A light sponge cake with a delicious strawberry and raspberry filling. Decorate with hearts for an adorable treat this Valentine's Day.
Makes 8 Servings
Ingredients for the sponge
110g plain flour, sifted
300ml Two Chicks egg whites
50g icing sugar
50ml vegetable oil
1 teaspoon baking powder
1 teaspoon vanilla extract
Pink food colouring
For the filling
50g fresh strawberries
50g fresh raspberries
150g mascarpone cheese
250g ricotta cheese
50g icing sugar
Method
- Preheat oven to 180°C/160°C fan/gas mark 4.
- Line a large baking tray with greaseproof baking paper. Set aside.
- Whisk egg whites to stiff peaks. Add sugar and beat.
- Add sifted flour and baking powder to the egg whites and gently mix everything together with a spatula. Fold in oil and vanilla extract.
- Add 4 tbsp of cake batter into a small bowl. Add pink food colouring and mix.
- Transfer the cake mixture into a small piping bag. Cut the end of the piping bag and use to draw hearts and dots onto the baking paper.
- Bake for a few minutes then remove from the oven.
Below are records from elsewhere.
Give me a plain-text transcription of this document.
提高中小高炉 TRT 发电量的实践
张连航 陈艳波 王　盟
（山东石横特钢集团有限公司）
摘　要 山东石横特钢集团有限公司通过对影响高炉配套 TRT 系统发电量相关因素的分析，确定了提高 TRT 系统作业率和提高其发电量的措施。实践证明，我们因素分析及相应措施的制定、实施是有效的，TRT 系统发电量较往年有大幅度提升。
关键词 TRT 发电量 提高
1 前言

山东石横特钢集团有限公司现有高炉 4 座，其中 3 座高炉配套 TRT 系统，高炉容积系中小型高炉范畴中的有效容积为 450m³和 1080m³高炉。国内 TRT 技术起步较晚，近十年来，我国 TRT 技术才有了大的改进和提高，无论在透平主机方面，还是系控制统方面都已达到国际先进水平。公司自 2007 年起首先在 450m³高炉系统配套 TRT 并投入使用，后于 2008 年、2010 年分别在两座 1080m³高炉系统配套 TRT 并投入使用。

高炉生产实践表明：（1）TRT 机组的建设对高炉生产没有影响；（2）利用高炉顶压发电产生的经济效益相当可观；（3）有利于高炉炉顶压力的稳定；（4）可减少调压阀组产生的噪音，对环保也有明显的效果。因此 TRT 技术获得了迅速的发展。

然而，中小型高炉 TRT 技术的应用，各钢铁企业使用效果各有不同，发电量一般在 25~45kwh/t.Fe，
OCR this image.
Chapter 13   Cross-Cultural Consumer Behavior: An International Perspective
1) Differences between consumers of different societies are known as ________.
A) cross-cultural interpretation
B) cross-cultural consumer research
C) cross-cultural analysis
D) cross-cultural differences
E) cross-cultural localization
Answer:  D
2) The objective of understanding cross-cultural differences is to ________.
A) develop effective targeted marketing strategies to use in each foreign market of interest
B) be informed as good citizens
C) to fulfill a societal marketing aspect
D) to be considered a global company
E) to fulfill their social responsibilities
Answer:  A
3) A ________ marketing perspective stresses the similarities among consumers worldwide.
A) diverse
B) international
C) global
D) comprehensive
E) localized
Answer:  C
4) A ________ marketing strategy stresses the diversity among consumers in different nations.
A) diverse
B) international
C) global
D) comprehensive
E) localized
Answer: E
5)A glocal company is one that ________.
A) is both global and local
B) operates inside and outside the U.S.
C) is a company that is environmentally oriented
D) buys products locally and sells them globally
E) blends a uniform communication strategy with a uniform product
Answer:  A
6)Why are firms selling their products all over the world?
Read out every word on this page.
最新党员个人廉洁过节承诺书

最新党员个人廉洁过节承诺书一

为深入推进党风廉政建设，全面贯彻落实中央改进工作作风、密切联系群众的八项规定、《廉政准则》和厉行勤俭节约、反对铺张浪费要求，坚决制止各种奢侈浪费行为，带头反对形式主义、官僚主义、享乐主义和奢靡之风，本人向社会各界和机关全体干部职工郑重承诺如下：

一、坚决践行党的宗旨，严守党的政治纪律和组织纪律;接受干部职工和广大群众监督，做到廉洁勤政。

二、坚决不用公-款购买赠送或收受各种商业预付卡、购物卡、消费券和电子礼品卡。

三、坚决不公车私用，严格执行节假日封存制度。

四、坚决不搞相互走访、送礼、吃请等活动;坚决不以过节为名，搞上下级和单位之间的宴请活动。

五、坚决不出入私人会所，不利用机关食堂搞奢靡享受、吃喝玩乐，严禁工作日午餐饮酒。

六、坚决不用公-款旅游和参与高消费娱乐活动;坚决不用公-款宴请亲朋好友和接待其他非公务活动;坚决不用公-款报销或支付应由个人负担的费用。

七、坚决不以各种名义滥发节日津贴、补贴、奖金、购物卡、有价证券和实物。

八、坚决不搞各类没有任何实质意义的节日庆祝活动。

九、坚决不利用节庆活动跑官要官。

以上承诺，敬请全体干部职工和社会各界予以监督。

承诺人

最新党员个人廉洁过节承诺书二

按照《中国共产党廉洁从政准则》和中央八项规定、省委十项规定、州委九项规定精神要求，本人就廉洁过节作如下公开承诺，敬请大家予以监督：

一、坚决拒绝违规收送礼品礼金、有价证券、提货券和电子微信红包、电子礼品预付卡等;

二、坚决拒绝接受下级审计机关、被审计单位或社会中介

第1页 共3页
- Pour the remaining mixture into the tray, spread evenly a spatula, then bake for another 15 minutes. Let the cake cool down completely.
- To make the filling, wash and blend the strawberries and raspberries until smooth. Sift to remove the seeds. Blend the berries with the mascarpone, ricotta and icing sugar. Beat until combined. Spread the filling evenly on the cake.
- Roll the cake up and wrap in clingfilm to keep it's shape. Transfer to the fridge for at least 2 hours before serving.